Startup elevio ends the inconvenience of FAQs and support portals

- March 18, 2014 3 MIN READ

Many website managers agree that responding to a flurry of questions sent through the ‘help’ or ‘support’ section is a tedious process. But the reality is, businesses should regard visitors to their website as potential newcomers, providing enough instruction and guidelines for them to be able to fill out forms, submit bank details, and overall, familiarise themselves with the site.

A new Australian startup elevio offers a way for website owners to cut down time spent on answering queries. Rather than rely on traditional streams like email, FAQs systems or support portals, elevio allows website owners to show contextual-based tips to their visitors to help the out where and when they need it.

Through its system, website owners can place question marks next to questions in application forms, or anything else that they feel may trigger confusion. The end-user can hover their mouse over the question mark for explanations and guidelines.

The startup was launched publicly in January this year and founded by Melbourne entrepreneurs, Chris Duell and Matt Trimarchi. Duell says that they run a few different websites and are regularly addressed by customers who ask the same questions.

“We have an FAQs section and a support portal, but still we get the same questions coming in. We just thought there needed to be a better way, so we created a system where we could identify pages that were causing people the most troubles, and let them click on items on the page to have a tip shown to them explaining what to do,” says Duell.

He adds that elev.io is the only SaaS product that provides this functionality. All three plans come with a 30-day free trial, starting from $9.99 a month, moving onto $49.99 and $99.99 a month.


Matt Trimarchi and Chris Duell, Co-Founders of elevio and VentureCraft

The co-founders initially spent a couple of months getting a minimum viable product out as the private beta, ironing out any bugs spotted in the system.

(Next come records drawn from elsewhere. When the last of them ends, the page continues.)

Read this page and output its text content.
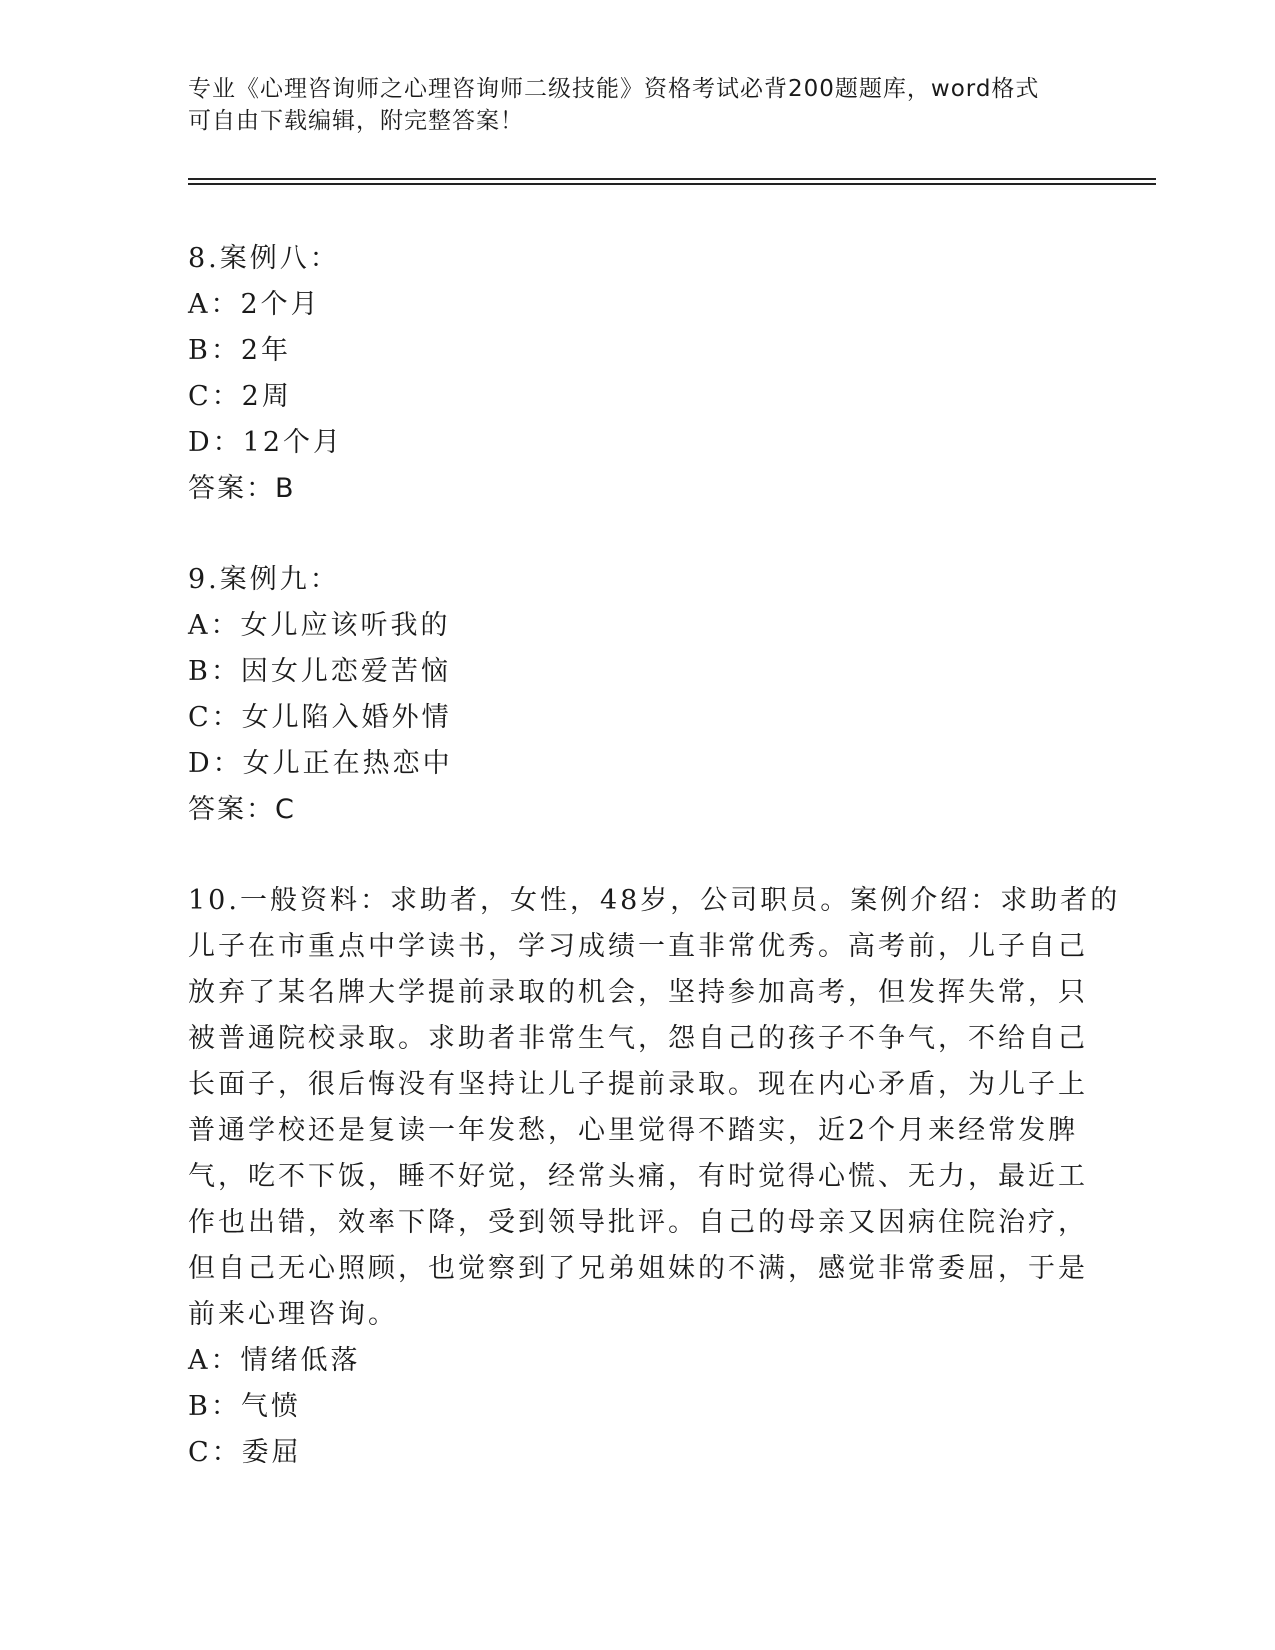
专业《心理咨询师之心理咨询师二级技能》资格考试必背200题题库，word格式
可自由下载编辑，附完整答案！
8.案例八：
A：2个月
B：2年
C：2周
D：12个月
答案：B
9.案例九：
A：女儿应该听我的
B：因女儿恋爱苦恼
C：女儿陷入婚外情
D：女儿正在热恋中
答案：C
10.一般资料：求助者，女性，48岁，公司职员。案例介绍：求助者的
儿子在市重点中学读书，学习成绩一直非常优秀。高考前，儿子自己
放弃了某名牌大学提前录取的机会，坚持参加高考，但发挥失常，只
被普通院校录取。求助者非常生气，怨自己的孩子不争气，不给自己
长面子，很后悔没有坚持让儿子提前录取。现在内心矛盾，为儿子上
普通学校还是复读一年发愁，心里觉得不踏实，近2个月来经常发脾
气，吃不下饭，睡不好觉，经常头痛，有时觉得心慌、无力，最近工
作也出错，效率下降，受到领导批评。自己的母亲又因病住院治疗，
但自己无心照顾，也觉察到了兄弟姐妹的不满，感觉非常委屈，于是
前来心理咨询。
A：情绪低落
B：气愤
C：委屈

“Though we were working on [elevio] as a Minimum Viable Product, we still planned out the app to ensure that as the site grew, we’d be able to handle change requests and scalability. This was something that was important at the outset, since if we gained a high traffic customer early on, we needed to ensure that wouldn’t affect other customers,” says Duell.

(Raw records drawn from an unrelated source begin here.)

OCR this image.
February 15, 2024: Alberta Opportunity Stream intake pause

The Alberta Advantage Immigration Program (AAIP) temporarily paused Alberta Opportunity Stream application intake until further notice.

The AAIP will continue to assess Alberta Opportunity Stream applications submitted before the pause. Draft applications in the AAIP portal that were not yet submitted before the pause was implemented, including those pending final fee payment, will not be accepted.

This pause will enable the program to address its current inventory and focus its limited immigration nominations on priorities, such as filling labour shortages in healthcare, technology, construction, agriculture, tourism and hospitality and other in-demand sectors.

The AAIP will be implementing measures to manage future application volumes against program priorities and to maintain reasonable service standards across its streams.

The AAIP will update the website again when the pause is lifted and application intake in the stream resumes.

Though no numbers were revealed, Duell says the only costs involved were in the development of the site, domain name and hosting.

“It’s been a really bootstrapped project. As we grow, the main cost we will have is scaling the servers to support increased load,” he says.

As the co-founders of VentureCraft, an app development firm, they’ve been able to invest their earnings from other projects like Hired.com.au into elevio. They don’t plan on raising external investment.

“If we can get a working product out the door, while retaining full ownership and direction, then that’s the choice we’ll always make,” says Duell.

As it’s still early days, Duell and Trimarchi are relying heavily on word-of-mouth as well as listings on startup sites and blogs to gain traction.

“We also have a small ‘powered by elevio’ link at the bottom of the widget when it is shown on customers’ sites. This is a similar marketing approach to other widget based SaaS companies like olark and uservoice,” says Duell.

Their biggest challenges thus far have one faced by many startups – self-doubt and marketing.  Duell says they’ve been constantly asking themselves ‘will people like our offering?’ and ‘how are we going to spread the word?’ – as well other ‘what if this’ and ‘what if that’ questions.

“But we’ve learnt in the past that they are all questions that don’t have definite answers and shouldn’t hold us back. So we chose to ignore the ‘what ifs’ and get our product to market early, and use feedback to gauge where we should go next,” says Duell.

He continues, saying feedback from early bird customers is the most valuable piece of information you can get – albeit taken with a grain of salt.

“They are the people willing to get on board early, and are willing to actually help you succeed so they too can succeed with the help of your product. It’s a cycle that aids both parties,” says Duell.

Duell admits the only plans they have in their books to customer acquisition and to allow their users’ feedback and natural progression guide their next steps in terms of product refinement.

“We of course have plans to get as many customers as we can … but we want to take an organic approach rather than just try and shove the product in front of everyone before we have all bases covered 100 percent,” he says.